President Andrzej Duda, a 48-year-old conservative backed by the ruling party, is running against 10 other candidates as he seeks a second five-year term.
Most recent polls showed that no single candidate is likely to reach the 50% required to avoid a run-off, in which case the two who poll the highest number of votes will face each other on July 12.
Polling stations remain open until 9pm (1900 GMT), and exit polls will be announced immediately afterwards. The final official results are expected by Wednesday at the latest.
Poland has not been as badly hit by the virus as many countries in Western Europe, and most people were voting in person, although they were required to wear masks and observe other hygiene rules.
There was also a postal vote option, while thousands in some south-western regions with higher numbers of infection were also required to vote by mail.
As of Sunday, there were about 34,000 confirmed cases of Covid-19 in the nation of 38 million people, with some 1,400 deaths.
The election is taking place amid deep cultural and political divisions.
Mr Duda, who is backed by the ruling Law and Justice party, has run a campaign which focused on defending traditional values in the mostly Catholic nation while promising to raise living standards on a par with those in the West.
He took a position against same-sex marriage and adoption and denounced the LGBT rights movement as a dangerous “ideology”.
That kind of rhetoric – along with laws that have given the nationalist and conservative Law and Justice party much greater control over the justice system and the harnessing of public media as a tool to promote the government’s image – have raised concerns among some that Poland is following Hungary in eroding democratic foundations.
Mr Duda’s strongest challenge comes from Warsaw mayor Rafal Trzaskowski, also 48, who is backed by the centrist Civic Platform party.
On the campaign trail, Mr Trzaskowski has promised to retain Law and Justice’s popular spending programmes while vowing to restore constitutional norms.
He entered the race late after the election originally scheduled for May 10 was scrapped due to the pandemic.
Mr Duda’s once strong support, bolstered by adulatory coverage in public media, began to slip once restrictions were lifted and other candidates could campaign.
Polling ahead of Sunday’s vote suggested that Mr Duda is the front-runner but might not reach the 50% needed to win outright. Polls also showed that he would have a more difficult time in a run-off given that many opposition votes would be expected to consolidate against him.
The other candidates include Szymon Holownia, a TV personality and journalist who had once studied to be a priest.
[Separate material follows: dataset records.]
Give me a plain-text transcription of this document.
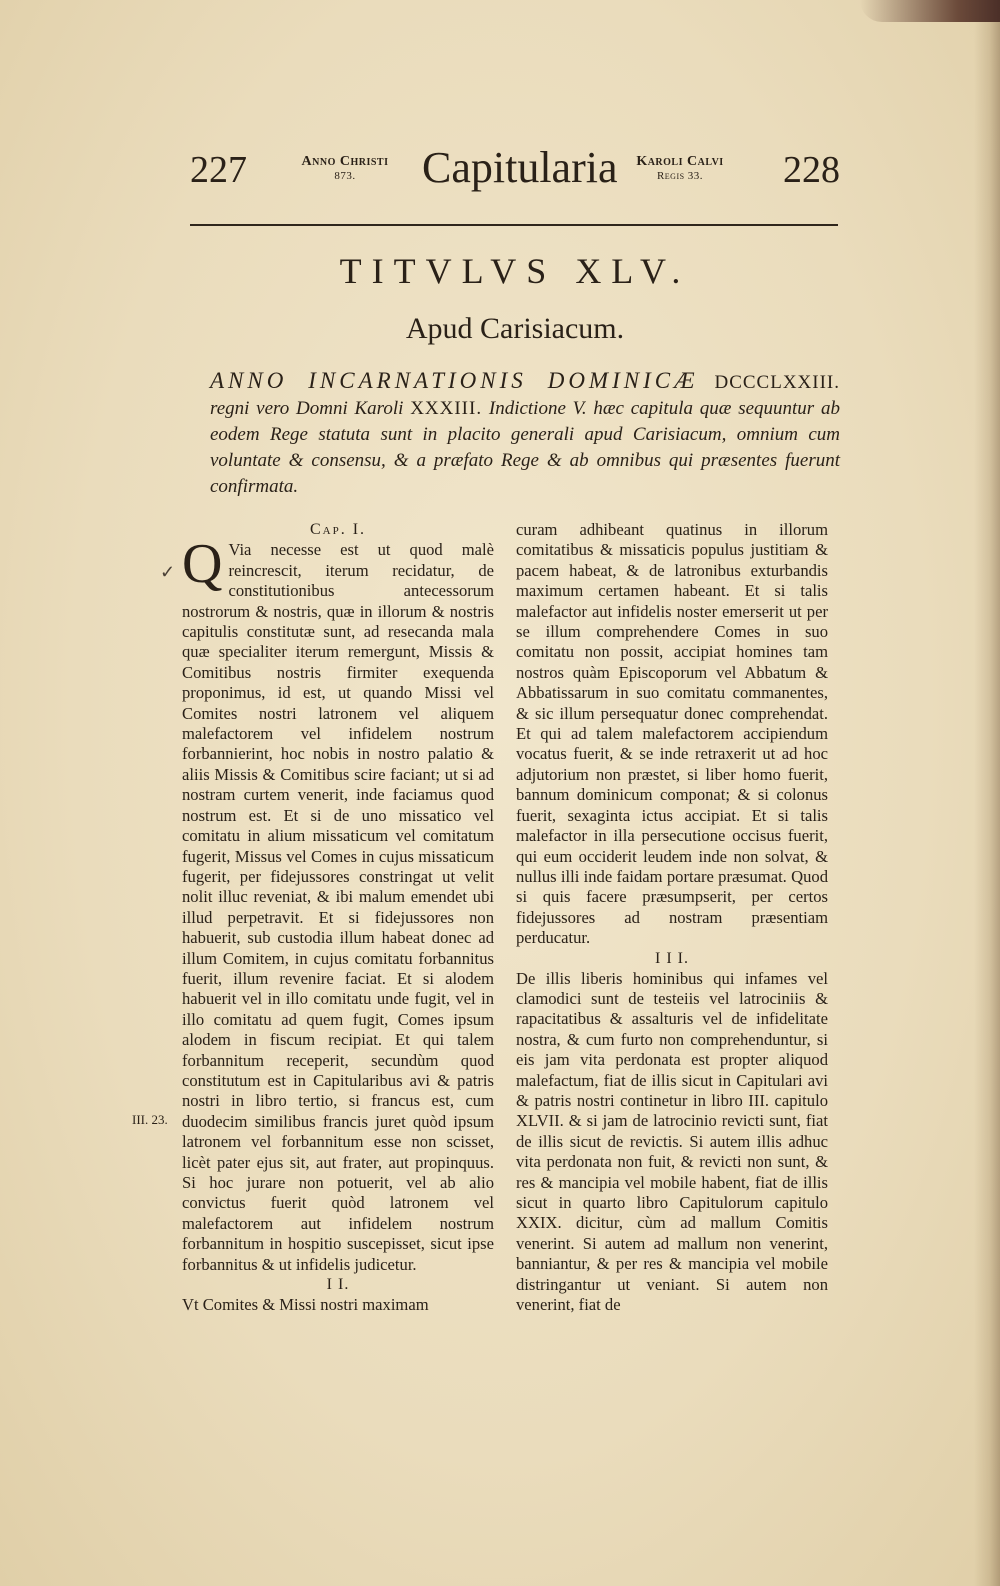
227	Anno Christi
873.	Capitularia	Karoli Calvi
Regis 33.	228
TITVLVS XLV.
Apud Carisiacum.
ANNO INCARNATIONIS DOMINICÆ DCCCLXXIII. regni vero Domni Karoli XXXIII. Indictione V. hæc capitula quæ sequuntur ab eodem Rege statuta sunt in placito generali apud Carisiacum, omnium cum voluntate & consensu, & a præfato Rege & ab omnibus qui præsentes fuerunt confirmata.
✓

Cap. I.

Q Via necesse est ut quod malè reincrescit, iterum recidatur, de constitutionibus antecessorum nostrorum & nostris, quæ in illorum & nostris capitulis constitutæ sunt, ad resecanda mala quæ specialiter iterum remergunt, Missis & Comitibus nostris firmiter exequenda proponimus, id est, ut quando Missi vel Comites nostri latronem vel aliquem malefactorem vel infidelem nostrum forbannierint, hoc nobis in nostro palatio & aliis Missis & Comitibus scire faciant; ut si ad nostram curtem venerit, inde faciamus quod nostrum est. Et si de uno missatico vel comitatu in alium missaticum vel comitatum fugerit, Missus vel Comes in cujus missaticum fugerit, per fidejussores constringat ut velit nolit illuc reveniat, & ibi malum emendet ubi illud perpetravit. Et si fidejussores non habuerit, sub custodia illum habeat donec ad illum Comitem, in cujus comitatu forbannitus fuerit, illum revenire faciat. Et si alodem habuerit vel in illo comitatu unde fugit, vel in illo comitatu ad quem fugit, Comes ipsum alodem in fiscum recipiat. Et qui talem forbannitum receperit, secundùm quod constitutum est in Capitularibus avi & patris nostri in libro tertio, si francus est, cum duodecim similibus francis juret quòd ipsum latronem vel forbannitum esse non scisset, licèt pater ejus sit, aut frater, aut propinquus. Si hoc jurare non potuerit, vel ab alio convictus fuerit quòd latronem vel malefactorem aut infidelem nostrum forbannitum in hospitio suscepisset, sicut ipse forbannitus & ut infidelis judicetur.

I I.

Vt Comites & Missi nostri maximam

III. 23.

curam adhibeant quatinus in illorum comitatibus & missaticis populus justitiam & pacem habeat, & de latronibus exturbandis maximum certamen habeant. Et si talis malefactor aut infidelis noster emerserit ut per se illum comprehendere Comes in suo comitatu non possit, accipiat homines tam nostros quàm Episcoporum vel Abbatum & Abbatissarum in suo comitatu commanentes, & sic illum persequatur donec comprehendat. Et qui ad talem malefactorem accipiendum vocatus fuerit, & se inde retraxerit ut ad hoc adjutorium non præstet, si liber homo fuerit, bannum dominicum componat; & si colonus fuerit, sexaginta ictus accipiat. Et si talis malefactor in illa persecutione occisus fuerit, qui eum occiderit leudem inde non solvat, & nullus illi inde faidam portare præsumat. Quod si quis facere præsumpserit, per certos fidejussores ad nostram præsentiam perducatur.

I I I.

De illis liberis hominibus qui infames vel clamodici sunt de testeiis vel latrociniis & rapacitatibus & assalturis vel de infidelitate nostra, & cum furto non comprehenduntur, si eis jam vita perdonata est propter aliquod malefactum, fiat de illis sicut in Capitulari avi & patris nostri continetur in libro III. capitulo XLVII. & si jam de latrocinio revicti sunt, fiat de illis sicut de revictis. Si autem illis adhuc vita perdonata non fuit, & revicti non sunt, & res & mancipia vel mobile habent, fiat de illis sicut in quarto libro Capitulorum capitulo XXIX. dicitur, cùm ad mallum Comitis venerint. Si autem ad mallum non venerint, banniantur, & per res & mancipia vel mobile distringantur ut veniant. Si autem non venerint, fiat de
He is unaffiliated with any party and has generated some enthusiasm among those tired of years of bickering between Law and Justice and Civic Platform, the country’s two main parties.
Also in the running are Robert Biedron, a left-wing politician who is Poland’s first openly gay presidential contender; Wladyslaw Kosiniak-Kamysz, the head of an agrarian party; and Krzysztof Bosak, a member of the far-right Confederation party.